7/10
A former guilty pleasure, now one I've come out of the closet to say One of My All-Time Fav's.
31 October 2013
Warning: Spoilers
Most everybody remembers their high school years with mixed affection, even those in the "A" group had their share of torture, whether it be someone they were dating, teachers that hated them, parents that didn't understand them, etc. Those of us who attend at least one class reunion can all identify with "So what do you do now?" We can't say, "I'm the President of the United States" or "I'm a big movie star", but we can dream of coming up with something to impress that makes us seem better than who we really are. In the case of Romy and Michelle, they want to get past the memories of being mistreated by the "A" group at their Tucson Arizona high school, boys who either didn't know who the heck they were or got excited just by being near them, and come back to their Venice Beach California home with some sort of dignity.

So what do these cool fun women who make great party outfits do? They come up with a whopper of a lie and claim to have invented that item that everybody knows about but whom nobody seems to know who invented it: Post-Its! One invented the glue, the other chose the color. Cool, right? It all seems to work until a former rival who ran into one of them at their uncool job at a car rental shop shows up and threatens to spill the beans.

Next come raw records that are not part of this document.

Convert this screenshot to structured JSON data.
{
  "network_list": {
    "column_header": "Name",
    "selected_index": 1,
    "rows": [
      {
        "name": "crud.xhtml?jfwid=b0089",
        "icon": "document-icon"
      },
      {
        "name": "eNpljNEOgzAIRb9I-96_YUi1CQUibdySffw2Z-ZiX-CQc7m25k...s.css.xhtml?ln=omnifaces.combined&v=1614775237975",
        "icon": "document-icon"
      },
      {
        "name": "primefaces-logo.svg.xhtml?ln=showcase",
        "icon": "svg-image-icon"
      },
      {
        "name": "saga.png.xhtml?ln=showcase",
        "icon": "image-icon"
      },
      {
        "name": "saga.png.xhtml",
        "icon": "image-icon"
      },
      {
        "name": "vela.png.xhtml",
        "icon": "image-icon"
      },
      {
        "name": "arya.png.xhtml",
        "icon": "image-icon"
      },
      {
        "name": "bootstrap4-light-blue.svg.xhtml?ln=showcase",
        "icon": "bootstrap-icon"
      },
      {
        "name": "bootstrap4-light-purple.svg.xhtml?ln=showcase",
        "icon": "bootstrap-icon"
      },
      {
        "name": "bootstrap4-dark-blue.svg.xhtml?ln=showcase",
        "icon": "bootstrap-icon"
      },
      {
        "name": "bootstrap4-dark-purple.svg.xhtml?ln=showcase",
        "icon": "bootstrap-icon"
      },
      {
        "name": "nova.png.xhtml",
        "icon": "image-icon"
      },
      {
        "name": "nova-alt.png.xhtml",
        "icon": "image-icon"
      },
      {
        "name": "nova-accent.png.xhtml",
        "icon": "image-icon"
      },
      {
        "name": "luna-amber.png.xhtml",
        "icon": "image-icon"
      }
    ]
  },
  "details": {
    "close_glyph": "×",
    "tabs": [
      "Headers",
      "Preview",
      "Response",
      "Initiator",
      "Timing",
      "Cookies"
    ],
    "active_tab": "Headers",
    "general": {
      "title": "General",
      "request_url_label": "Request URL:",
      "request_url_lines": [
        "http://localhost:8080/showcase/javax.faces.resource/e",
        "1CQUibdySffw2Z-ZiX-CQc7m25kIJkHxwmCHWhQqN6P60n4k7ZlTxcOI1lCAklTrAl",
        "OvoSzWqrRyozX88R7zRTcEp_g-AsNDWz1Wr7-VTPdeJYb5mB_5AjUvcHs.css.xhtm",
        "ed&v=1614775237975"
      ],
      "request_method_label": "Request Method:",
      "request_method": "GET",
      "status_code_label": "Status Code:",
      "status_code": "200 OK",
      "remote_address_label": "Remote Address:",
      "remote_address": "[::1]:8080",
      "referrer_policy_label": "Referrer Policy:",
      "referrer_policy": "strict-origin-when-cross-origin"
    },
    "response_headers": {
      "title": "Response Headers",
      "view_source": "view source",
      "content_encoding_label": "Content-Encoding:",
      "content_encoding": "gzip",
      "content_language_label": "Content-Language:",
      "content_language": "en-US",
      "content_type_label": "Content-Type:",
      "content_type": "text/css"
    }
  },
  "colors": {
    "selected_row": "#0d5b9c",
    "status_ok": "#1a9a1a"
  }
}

A great mix of dumb blonde comedy, fun 80's music, bad 80's hair and the slobs versus the snobs, "Romy and Michelle's High School Reunion" is a comedy of stupidity that works in a very subtle intelligence level. The two friends are obviously devoted to each other, and as played by Oscar Winner Mira Sorvino and TV's Lisa Kudrow, they seem as perfect a couple as Lucy and Ethel, Mary and Rhoda, Laverne and Shirley, Patsy and Edina, well, you get the drift. "I'm the Mary, You're the Rhoda!" one yells at the other during a sudden argument, and this threatens to split them apart. "You're the Jewish one!", the Mary wanna-be tells the other. But once they see the nasty girls who are still just as nasty, loyalty is not only tested but things are revealed about the "A" group that many of us can attest to from high school reunions we've gone to.

Jeanene Garafalo is hysterical as the class freak, a goth-girl/genius who has invented the quick-burning cigarette. Broadway vet Alan Cumming goes through several different looks as a nerdy geek who becomes a multi-millionaire, and Julia Campbell perfectly spoofs the spunky cheerleader type who manipulates her friends (all but one) and is obviously overly self-obsessed.

It takes a while for the film to get going, mostly vignettes of Romy and Michelle's life together, trying to find a good job, find a decent boyfriend and dealing with the sexy Latin lothario that the one works with at the car rental place. But even though there's a long-time of set-up, it is all done in fun, and when meshed together (even with a fantasy sequence that threatens to slow down the film but really doesn't) the result is a future film classic that late baby boomers can particularly relate to (like me) and younger audiences will see some of the build-up to what has become now their generation. So have a ball, pull out your Cindy Lauper records, Madonna outfits, and just enjoy.